Вспоминали диверсионную школу, преподавателей-офицеров, особые площадки и тиры, где практиковались в подрывном деле, в стрельбе. Вспомнили короткую практику в одном из специальных концентрационных лагерей. Им постоянно выделяли из лагеря по нескольку человек. На этих людях они учились орудовать ножом и кинжалом, практике оглушения и связывания человека разными веревками, приемам японской борьбы, меткой стрельбе в затылок.
Над ними, курсантами школы, часто потешались старые опытные эсэсовцы, порой иронизировали:
— Эй вы, молодые котята! Не так, не так! Упустите мышь в нору!
И наглядно показывали, как можно одним ударом остановить биение сердца и как бить, чтобы не прикончить сразу, чтобы вытянуть из человека все, что он может сказать, когда чувствует дыхание близкой, мучительной смерти.

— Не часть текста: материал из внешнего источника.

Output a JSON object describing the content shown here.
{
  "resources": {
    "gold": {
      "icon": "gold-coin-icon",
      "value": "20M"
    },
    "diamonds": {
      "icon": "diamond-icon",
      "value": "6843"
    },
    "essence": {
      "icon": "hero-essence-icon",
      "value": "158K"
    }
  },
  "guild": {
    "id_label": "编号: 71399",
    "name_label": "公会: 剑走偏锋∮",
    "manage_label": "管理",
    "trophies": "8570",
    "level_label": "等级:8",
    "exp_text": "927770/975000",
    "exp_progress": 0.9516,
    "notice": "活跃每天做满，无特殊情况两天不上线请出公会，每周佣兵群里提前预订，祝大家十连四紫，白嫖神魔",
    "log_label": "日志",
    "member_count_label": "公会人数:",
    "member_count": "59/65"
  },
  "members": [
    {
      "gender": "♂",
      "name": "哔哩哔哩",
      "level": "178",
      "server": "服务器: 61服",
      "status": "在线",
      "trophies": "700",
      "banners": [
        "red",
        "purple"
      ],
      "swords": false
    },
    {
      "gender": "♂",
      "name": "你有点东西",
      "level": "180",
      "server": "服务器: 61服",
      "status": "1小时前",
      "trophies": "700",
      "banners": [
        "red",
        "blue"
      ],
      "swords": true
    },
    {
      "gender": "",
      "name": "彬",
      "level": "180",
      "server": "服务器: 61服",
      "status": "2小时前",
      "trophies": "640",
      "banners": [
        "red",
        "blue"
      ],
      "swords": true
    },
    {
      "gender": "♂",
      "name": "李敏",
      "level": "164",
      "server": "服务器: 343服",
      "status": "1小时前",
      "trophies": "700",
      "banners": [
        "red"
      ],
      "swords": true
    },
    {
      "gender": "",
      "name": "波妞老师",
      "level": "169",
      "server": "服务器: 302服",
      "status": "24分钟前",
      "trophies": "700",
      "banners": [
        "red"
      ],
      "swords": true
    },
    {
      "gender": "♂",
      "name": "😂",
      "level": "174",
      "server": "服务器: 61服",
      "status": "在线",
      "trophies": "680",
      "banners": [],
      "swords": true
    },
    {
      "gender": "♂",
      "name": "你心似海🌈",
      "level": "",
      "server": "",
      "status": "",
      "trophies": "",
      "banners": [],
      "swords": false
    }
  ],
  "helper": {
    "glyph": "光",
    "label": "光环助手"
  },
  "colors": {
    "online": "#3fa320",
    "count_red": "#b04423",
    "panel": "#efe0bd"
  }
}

Но все это легкая и в конце концов нехитрая работа. Куда труднее были теоретические занятия по специальным вопросам. Их, будущих диверсантов и шпионов, знакомили с особенностями жизни, с характером законов, взаимоотношений людей в стране, где им предстоит подвизаться. Перед этим у них брали расписку в том, что если они где-нибудь, когда-нибудь заикнутся об услышанном ими на занятиях, то их ждет в лучшем случае виселица, и не только их, но и всех родных и близких.
— Все, что вы здесь слышите, вам надлежит использовать только там, на работе.
И когда среди курсантов нашелся один, который начал подробно расспрашивать о советской конституции и даже, — отыскался же такой чудак, а может быть, враг, — высказал удивление, почему они, немцы, обязательно должны считать врагами народ, который обладает такой конституцией, ему не стали подробно растолковывать и отвечать на его сомнения. Его просто расстреляли на дворе школы как врага, как изменника. И расстреляли свои же курсанты, добровольцы.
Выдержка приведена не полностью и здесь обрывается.